The dependence of the Russian economy from fluctuations in world oil prices declined. This writes the chief economist for Russia and CIS Bank of America Merrill Lynch Vladimir Osakovsky reports Rambler News Service.
According to him, evidenced by a stronger-than-expected GDP data for the year 2016. In the first quarter of 2016, real GDP declined by a modest 0.4 percent in annual terms, while the price of oil fell to $ 35 per barrel, experts say.
The constant change of the ruble exchange rate plays a stabilizing role, notes osakovskiy. "It helps to offset a large part of the volatility in oil prices by adjusting the value of net exports, while increasing the profitability of corporations", — he said.
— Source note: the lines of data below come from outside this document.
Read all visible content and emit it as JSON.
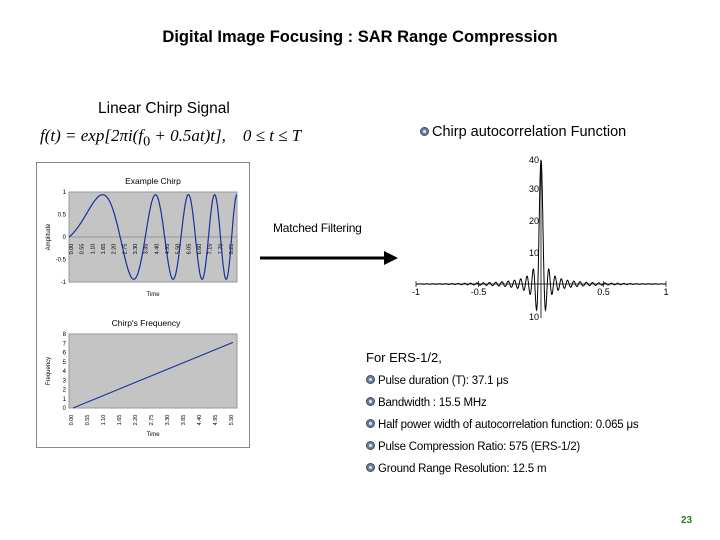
{
  "slide": {
    "title": "Digital Image Focusing : SAR Range Compression",
    "subtitle": "Linear Chirp Signal",
    "formula": {
      "lhs": "f(t) = exp[2πi(f",
      "sub0": "0",
      "mid": " + 0.5at)t],",
      "cond": "0 ≤ t ≤ T"
    },
    "autocorr_label": "Chirp autocorrelation Function",
    "matched_label": "Matched Filtering",
    "ers_heading": "For ERS-1/2,",
    "bullets": [
      "Pulse duration (T): 37.1 μs",
      "Bandwidth : 15.5 MHz",
      "Half power width of autocorrelation function: 0.065 μs",
      "Pulse Compression Ratio: 575 (ERS-1/2)",
      "Ground Range Resolution: 12.5 m"
    ],
    "page_number": "23"
  },
  "chart_data": [
    {
      "type": "line",
      "title": "Example Chirp",
      "xlabel": "Time",
      "ylabel": "Amplitude",
      "y_ticks": [
        "1",
        "0.5",
        "0",
        "-0.5",
        "-1"
      ],
      "x_ticks": [
        "0.00",
        "0.55",
        "1.10",
        "1.65",
        "2.20",
        "2.75",
        "3.30",
        "3.85",
        "4.40",
        "4.95",
        "5.50",
        "6.05",
        "6.60",
        "7.15",
        "7.70",
        "8.25"
      ]
    },
    {
      "type": "line",
      "title": "Chirp's Frequency",
      "xlabel": "Time",
      "ylabel": "Frequency",
      "y_ticks": [
        "8",
        "7",
        "6",
        "5",
        "4",
        "3",
        "2",
        "1",
        "0"
      ],
      "x_ticks": [
        "0.00",
        "0.55",
        "1.10",
        "1.65",
        "2.20",
        "2.75",
        "3.30",
        "3.85",
        "4.40",
        "4.95",
        "5.50"
      ],
      "x": [
        0,
        5.5
      ],
      "y": [
        0,
        7.1
      ]
    },
    {
      "type": "line",
      "title": "",
      "y_ticks": [
        "40",
        "30",
        "20",
        "10",
        "10"
      ],
      "x_ticks": [
        "-1",
        "-0.5",
        "0.5",
        "1"
      ]
    }
  ]
}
But reducing the sensitivity of the economy to changes in oil prices have a downside — in case of growth of world quotations do not expect a significant addition to GDP. "We expect that the impact of weaker-than-expected oil this year will also be limited," — said the economist.
In April, the Bank of Russia worsened expectations for GDP growth in the first quarter of 2017 compared with the fourth quarter last year from 0.6 to 0.5 percent. The forecast for the second quarter also dropped from 0.8 to 0.6 percent.
At the beginning of the year, Finance Minister Anton Siluanov said that Russia's economy is completely cured from the "Dutch disease" (the economy's dependence on oil). He noted that the share of oil revenues in the budget in recent years has declined in 2014, they accounted for 9.6 per cent of GDP, and in 2016 and 5.8 percent.